The last question I remember anyone asking me was “Anything to drink, sir?” Of course, if I’d known that we were about to go down, and that I’d be spending the remainder of my existence on that fucking island, I’d have said: “Yes, bring me a glass of bourbon, and all the water you have.”
But I didn’t say that. I said “No, thank you,” and hardly looked up from the stupid book I was reading.
I don’t remember much after that. I must have been hit pretty hard when we went down, because I woke up with my face in a puddle of salt water, almost entirely buried in sand. I was sunburnt and scalded, starving and cold.
Why wasn’t I dead?
I coughed up what felt like gallons of water, and pulled myself out of the ground. It didn’t really matter, because I couldn’t think of any reason why I wouldn’t be returning there soon.
There was some nasty wreckage that washed ashore, and I imagine that I was part of it, before I woke up. Terrifying random fragments of things that we called First Class, and things we called Luggage, things we called Carry-ons. I let the waves devour them. I waited on the beach, steps away from where I found myself. Steps away from where I’d be buried. The ocean brought me remains of the flight, as if to offer me some kind of sick apology for keeping me alive. I rejected every item.
Until the map rolled to shore, tossed in the surf.
I hesitated. The ocean didn’t deserve my attention, or my forgiveness, but I gave it up anyway, in exchange for that map. An island of unfamiliarity or disorientation chiseled away at my thoughts and my understanding, and I thought that if I just had that map, maybe I would find myself again.
The wreck had torn the map straight down the middle.
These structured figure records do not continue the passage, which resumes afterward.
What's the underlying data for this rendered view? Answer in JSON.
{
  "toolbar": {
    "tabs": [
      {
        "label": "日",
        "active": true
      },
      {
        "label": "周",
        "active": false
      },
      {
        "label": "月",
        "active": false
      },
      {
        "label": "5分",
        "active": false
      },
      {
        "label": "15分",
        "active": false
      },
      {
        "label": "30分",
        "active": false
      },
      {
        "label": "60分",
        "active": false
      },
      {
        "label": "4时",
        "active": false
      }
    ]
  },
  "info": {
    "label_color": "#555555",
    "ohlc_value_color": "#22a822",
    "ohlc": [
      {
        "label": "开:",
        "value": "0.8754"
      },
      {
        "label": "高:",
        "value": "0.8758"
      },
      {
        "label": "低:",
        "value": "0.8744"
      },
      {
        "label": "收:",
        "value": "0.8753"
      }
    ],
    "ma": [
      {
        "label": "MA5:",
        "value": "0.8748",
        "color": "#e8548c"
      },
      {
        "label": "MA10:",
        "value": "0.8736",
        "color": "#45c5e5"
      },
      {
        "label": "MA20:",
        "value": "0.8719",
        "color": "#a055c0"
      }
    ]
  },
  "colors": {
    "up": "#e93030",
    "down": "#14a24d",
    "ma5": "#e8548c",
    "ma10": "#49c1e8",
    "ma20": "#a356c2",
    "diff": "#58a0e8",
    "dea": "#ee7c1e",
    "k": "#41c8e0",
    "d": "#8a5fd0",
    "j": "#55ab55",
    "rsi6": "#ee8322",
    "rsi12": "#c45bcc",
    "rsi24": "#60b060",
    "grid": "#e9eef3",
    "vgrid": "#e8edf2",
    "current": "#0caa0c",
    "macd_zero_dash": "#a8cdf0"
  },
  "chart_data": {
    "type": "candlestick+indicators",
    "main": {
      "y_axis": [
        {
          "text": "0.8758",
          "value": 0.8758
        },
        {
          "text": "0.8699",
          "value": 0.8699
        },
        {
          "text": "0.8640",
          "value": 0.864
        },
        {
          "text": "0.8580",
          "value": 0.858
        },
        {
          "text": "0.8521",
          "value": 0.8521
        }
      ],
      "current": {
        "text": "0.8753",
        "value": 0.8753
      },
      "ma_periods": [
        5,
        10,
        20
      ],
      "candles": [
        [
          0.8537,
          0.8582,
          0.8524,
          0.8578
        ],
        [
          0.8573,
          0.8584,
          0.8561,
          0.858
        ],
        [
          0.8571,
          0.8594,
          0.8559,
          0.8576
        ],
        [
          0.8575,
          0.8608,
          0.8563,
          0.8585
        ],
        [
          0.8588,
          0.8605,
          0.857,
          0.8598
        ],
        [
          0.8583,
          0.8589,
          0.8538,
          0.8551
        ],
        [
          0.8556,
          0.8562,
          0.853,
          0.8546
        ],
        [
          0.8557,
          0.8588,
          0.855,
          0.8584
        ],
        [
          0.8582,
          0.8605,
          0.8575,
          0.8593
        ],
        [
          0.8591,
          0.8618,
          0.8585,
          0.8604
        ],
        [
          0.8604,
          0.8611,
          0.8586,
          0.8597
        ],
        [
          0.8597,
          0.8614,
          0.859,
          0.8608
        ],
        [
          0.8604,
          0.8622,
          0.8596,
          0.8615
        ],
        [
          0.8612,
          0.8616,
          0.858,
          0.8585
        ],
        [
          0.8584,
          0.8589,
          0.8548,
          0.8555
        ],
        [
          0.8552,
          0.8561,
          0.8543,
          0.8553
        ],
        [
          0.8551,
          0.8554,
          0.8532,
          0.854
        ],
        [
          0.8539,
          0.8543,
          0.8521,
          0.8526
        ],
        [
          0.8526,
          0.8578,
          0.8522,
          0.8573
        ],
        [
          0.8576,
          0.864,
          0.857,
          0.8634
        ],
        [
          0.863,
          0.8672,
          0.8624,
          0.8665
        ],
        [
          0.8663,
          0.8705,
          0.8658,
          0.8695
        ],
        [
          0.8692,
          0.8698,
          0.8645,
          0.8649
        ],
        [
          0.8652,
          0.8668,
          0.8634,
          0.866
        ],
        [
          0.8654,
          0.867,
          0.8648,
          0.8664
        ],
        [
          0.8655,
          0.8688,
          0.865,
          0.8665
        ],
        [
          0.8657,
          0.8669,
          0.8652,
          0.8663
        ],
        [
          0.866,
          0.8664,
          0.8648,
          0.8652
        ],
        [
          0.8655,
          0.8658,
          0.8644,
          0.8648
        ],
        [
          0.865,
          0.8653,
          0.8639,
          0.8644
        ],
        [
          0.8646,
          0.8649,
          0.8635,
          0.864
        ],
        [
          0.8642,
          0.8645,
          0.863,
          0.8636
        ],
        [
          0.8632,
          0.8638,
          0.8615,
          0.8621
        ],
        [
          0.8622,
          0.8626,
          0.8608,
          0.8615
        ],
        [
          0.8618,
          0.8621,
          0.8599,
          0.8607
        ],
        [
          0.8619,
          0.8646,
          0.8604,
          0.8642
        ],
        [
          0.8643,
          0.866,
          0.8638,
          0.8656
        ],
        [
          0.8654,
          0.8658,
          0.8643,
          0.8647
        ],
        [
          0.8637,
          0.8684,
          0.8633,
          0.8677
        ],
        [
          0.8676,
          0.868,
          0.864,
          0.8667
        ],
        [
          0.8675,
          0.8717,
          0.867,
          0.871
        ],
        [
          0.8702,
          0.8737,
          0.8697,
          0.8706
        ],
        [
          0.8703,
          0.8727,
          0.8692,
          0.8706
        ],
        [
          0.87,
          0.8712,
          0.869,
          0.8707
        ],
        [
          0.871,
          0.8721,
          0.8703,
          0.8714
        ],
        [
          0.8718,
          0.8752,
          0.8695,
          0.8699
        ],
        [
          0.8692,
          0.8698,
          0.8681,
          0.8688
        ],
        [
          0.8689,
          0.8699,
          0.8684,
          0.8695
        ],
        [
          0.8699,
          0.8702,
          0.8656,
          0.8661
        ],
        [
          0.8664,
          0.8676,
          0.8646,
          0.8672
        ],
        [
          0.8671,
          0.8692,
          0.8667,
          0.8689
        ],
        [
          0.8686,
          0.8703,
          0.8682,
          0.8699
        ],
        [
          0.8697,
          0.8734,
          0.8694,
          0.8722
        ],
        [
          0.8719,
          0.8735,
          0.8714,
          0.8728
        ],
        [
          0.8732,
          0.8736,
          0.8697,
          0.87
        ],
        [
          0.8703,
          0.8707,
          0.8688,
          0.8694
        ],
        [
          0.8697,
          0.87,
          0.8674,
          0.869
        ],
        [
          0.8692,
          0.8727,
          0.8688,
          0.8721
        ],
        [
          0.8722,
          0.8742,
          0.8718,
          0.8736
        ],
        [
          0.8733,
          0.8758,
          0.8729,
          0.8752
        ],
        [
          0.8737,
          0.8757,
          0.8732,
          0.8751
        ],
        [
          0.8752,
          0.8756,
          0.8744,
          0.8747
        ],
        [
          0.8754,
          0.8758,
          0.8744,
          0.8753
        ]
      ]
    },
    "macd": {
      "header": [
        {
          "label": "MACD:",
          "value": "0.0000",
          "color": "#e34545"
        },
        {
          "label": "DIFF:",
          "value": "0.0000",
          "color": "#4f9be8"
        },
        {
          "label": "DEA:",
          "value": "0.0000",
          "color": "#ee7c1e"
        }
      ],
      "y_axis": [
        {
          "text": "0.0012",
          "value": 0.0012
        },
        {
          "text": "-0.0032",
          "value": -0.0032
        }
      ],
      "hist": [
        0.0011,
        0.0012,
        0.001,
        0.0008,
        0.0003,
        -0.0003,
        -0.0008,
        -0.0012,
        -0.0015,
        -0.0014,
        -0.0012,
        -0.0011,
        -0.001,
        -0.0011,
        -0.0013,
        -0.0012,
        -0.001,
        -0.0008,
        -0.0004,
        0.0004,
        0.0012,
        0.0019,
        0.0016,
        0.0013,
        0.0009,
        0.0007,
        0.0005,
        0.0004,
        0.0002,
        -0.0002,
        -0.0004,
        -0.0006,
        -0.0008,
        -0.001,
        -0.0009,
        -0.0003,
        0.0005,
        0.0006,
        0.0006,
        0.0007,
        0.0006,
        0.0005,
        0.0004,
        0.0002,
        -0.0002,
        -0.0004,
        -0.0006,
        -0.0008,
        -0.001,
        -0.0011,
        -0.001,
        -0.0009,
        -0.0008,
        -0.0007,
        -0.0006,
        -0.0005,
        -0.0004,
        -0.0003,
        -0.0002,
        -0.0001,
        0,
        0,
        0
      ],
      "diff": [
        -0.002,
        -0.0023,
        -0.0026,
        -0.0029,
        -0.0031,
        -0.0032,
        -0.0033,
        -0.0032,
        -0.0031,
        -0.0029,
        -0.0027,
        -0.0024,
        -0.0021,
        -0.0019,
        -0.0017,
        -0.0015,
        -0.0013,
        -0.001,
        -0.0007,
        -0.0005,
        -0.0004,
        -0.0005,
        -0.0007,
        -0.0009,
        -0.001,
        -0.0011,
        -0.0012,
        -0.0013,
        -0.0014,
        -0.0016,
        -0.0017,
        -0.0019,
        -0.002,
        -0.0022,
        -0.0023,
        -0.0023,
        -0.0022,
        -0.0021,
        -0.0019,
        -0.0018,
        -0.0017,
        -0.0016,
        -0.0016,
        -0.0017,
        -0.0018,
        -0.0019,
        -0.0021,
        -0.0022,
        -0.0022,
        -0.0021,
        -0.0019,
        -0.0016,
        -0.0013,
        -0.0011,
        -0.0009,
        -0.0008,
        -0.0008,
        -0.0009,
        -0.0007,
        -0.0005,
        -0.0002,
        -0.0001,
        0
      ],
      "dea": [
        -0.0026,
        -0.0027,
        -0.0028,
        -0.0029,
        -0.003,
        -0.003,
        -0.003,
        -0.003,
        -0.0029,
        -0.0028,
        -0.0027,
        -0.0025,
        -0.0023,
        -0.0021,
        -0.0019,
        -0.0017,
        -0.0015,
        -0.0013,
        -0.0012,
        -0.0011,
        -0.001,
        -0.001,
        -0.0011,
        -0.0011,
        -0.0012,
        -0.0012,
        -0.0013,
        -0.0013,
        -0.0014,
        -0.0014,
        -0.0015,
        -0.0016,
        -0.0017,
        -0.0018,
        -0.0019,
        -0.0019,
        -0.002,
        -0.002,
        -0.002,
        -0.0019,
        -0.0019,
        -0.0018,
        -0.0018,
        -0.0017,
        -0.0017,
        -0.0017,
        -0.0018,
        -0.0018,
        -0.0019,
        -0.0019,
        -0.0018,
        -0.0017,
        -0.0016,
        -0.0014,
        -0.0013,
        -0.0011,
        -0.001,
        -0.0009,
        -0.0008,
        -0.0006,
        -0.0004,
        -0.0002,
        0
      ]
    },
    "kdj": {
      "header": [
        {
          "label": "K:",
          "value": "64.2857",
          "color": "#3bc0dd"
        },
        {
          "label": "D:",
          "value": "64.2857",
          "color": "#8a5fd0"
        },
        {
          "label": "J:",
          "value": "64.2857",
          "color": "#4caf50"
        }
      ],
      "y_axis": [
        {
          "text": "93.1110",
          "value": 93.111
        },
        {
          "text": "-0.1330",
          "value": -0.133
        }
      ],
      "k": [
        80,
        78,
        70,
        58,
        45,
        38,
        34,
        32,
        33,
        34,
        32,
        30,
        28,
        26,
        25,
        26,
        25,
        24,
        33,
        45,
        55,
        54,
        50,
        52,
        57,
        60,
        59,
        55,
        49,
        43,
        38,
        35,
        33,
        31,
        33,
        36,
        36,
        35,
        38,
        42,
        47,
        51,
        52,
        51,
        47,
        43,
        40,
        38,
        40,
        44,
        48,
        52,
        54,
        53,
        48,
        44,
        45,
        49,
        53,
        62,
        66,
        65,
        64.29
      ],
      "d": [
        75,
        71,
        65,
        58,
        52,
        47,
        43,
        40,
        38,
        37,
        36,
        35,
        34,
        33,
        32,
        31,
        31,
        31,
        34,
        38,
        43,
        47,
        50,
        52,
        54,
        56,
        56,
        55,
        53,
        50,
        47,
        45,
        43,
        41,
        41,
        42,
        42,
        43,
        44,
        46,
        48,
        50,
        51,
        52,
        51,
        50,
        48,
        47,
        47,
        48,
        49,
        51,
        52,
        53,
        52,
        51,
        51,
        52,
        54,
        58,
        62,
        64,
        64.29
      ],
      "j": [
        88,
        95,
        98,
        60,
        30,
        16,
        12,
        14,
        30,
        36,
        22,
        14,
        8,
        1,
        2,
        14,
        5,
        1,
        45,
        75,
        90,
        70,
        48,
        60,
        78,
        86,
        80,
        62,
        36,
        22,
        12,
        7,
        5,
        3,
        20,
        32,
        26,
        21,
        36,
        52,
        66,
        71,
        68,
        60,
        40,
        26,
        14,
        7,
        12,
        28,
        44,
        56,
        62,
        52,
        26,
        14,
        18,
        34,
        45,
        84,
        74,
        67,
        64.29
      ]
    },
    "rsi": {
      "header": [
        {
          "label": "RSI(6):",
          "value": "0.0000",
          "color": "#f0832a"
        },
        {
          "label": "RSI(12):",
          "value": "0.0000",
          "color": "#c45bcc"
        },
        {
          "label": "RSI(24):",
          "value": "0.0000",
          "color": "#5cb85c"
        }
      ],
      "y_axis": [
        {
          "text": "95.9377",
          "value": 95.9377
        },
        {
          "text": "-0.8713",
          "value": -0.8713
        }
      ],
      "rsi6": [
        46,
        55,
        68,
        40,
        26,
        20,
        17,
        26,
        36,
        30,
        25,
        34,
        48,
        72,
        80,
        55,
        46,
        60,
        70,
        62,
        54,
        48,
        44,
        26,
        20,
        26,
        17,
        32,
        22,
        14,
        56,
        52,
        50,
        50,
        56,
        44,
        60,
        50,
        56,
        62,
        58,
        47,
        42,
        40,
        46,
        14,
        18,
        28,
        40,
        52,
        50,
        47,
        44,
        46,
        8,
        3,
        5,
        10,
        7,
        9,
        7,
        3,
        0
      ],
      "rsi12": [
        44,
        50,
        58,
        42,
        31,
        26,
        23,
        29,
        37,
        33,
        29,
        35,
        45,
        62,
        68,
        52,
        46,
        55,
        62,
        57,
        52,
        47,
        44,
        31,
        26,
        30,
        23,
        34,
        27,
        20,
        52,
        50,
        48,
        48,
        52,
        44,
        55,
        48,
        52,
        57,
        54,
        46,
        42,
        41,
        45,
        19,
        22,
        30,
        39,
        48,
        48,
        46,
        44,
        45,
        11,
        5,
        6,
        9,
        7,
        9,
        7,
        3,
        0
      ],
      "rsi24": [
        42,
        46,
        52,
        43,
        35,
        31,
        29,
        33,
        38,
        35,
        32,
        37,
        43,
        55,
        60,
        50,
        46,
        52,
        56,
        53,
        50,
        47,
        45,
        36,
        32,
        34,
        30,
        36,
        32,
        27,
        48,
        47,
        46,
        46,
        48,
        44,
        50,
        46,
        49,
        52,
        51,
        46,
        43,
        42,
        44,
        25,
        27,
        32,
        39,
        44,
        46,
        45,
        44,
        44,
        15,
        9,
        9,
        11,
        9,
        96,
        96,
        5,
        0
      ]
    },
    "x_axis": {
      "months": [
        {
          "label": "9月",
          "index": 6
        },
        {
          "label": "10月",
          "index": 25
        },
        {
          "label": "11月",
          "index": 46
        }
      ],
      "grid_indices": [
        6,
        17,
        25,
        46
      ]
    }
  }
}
Manhattan had been split, as if a giant earthquake had sheared it in two. But I didn’t care. It was familiar, and even though it was distant, it was exactly what I needed.
I used it to make the island my home. I made the small fragment of land into Manhattan. I walked the R line, the 1 line, the 2 line and the 3. My footprints made the tracks, and I walked all over that island, until the sun set, and I kept on walking, by the light of the stars.
I grew weak, and faint; and finally, I collapsed. I awoke the next morning in a daze, sopping wet from the rising swell of the tide. It swelled over the entire spit of land, turning the island into a shallow sandbar underneath the thin surface of the water.
All of my tracks were washed away. So I stood, and made them all again. The R line, the 1 line, the 2 line, the 3 line. Hoping that someone out there would find me before they were erased once more.